Try unique combination of champagne and gyoza in Akasaka

Try unique combination of champagne and gyoza in Akasaka

by Nano Betts

When I think of a side snack for champagne my mind automatically goes to caviar, while gyoza is inevitably paired with thirst-quenching flagon of draft beer. However, if there is one thing I learned about culinary world of Japan is to expect the unexpected. Indeed, on our quest to find an interesting spot for Friday night-out with friends we were not disappointed: a bar in Akasaka pairing champagne and gyoza. This made us intrigued and excited.

As soon as you step inside, you feel welcomed and comfy. Two charismatic owners hustle behind the bar while guests, tipsy from the bubbly, engage in cheery conversation. Our appetites sufficiently stirred by the enticing smell of crispy gyozas, we immediately reached for the menu. Besides the obvious – champagne and gyoza – you have a variety of snacks and a few main courses to choose from.

And then there is a long list of champagne, anything from basic bottles all the way up to vintage magnums with hefty price tags. My choice fell on a glass of Devaux Grand Reserve Brut, assorted ham platter – think prosciutto, pork rillettes, cured Hokkaido venison and smoked duck pastrami – dried tomatoes and assorted cheese platter, before ordering a dozen gyoza to share (you get to decide whether you want them plain or nicely redolent with garlic.
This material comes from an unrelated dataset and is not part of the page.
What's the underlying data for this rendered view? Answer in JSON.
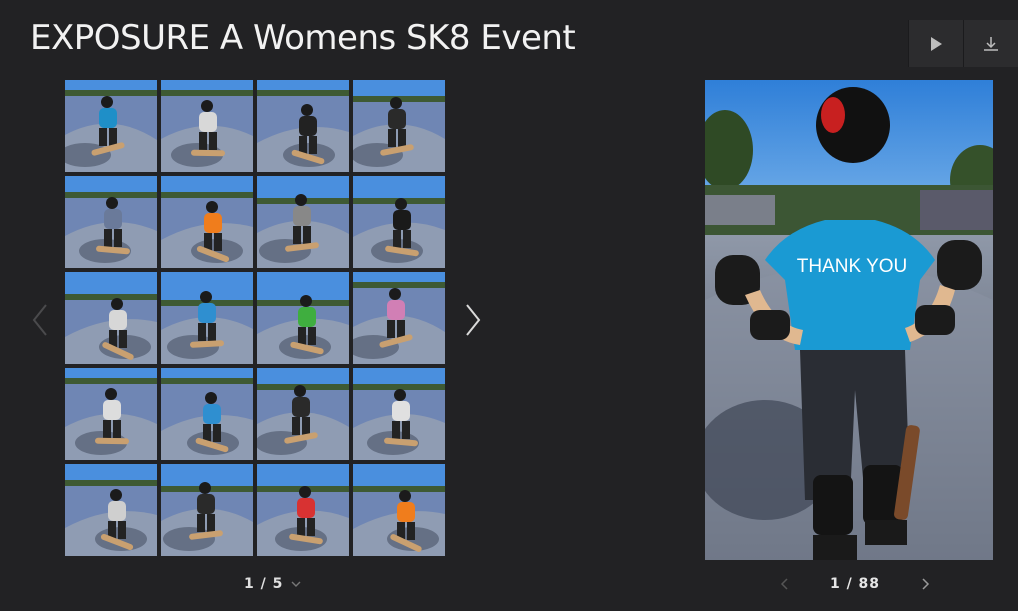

We both exclaimed: garlic!).

Since our friend speaks native Japanese, we had the freedom to ask all the questions and find out the details about the place. Motoda-san, the owner of this as well as five other restaurants in Tokyo and Osaka is in love with French cuisine, and strives to put a French twist on traditional Japanese dishes that he serves in his restaurants. He wanted to open a sophisticated yet laid-back bar which would deliver an innovative concept, thus the idea to pair champagne and gyoza was born.

Our platter of the delicious bite size dumplings arrived piping hot, crisp and brown underneath, moist and meaty inside. They’re served with four different dips, the spicy sesame-miso being probably the best, and a choice of chili or truffle oil – all of which complimented the dumplings nicely. The filling had a hint of sweetness that balanced out the garlic flavor very nicely.

I’m not convinced champagne and gyoza necessarily go hand in hand together, but who cares. It is a great place to enjoy both in the most relaxed atmosphere.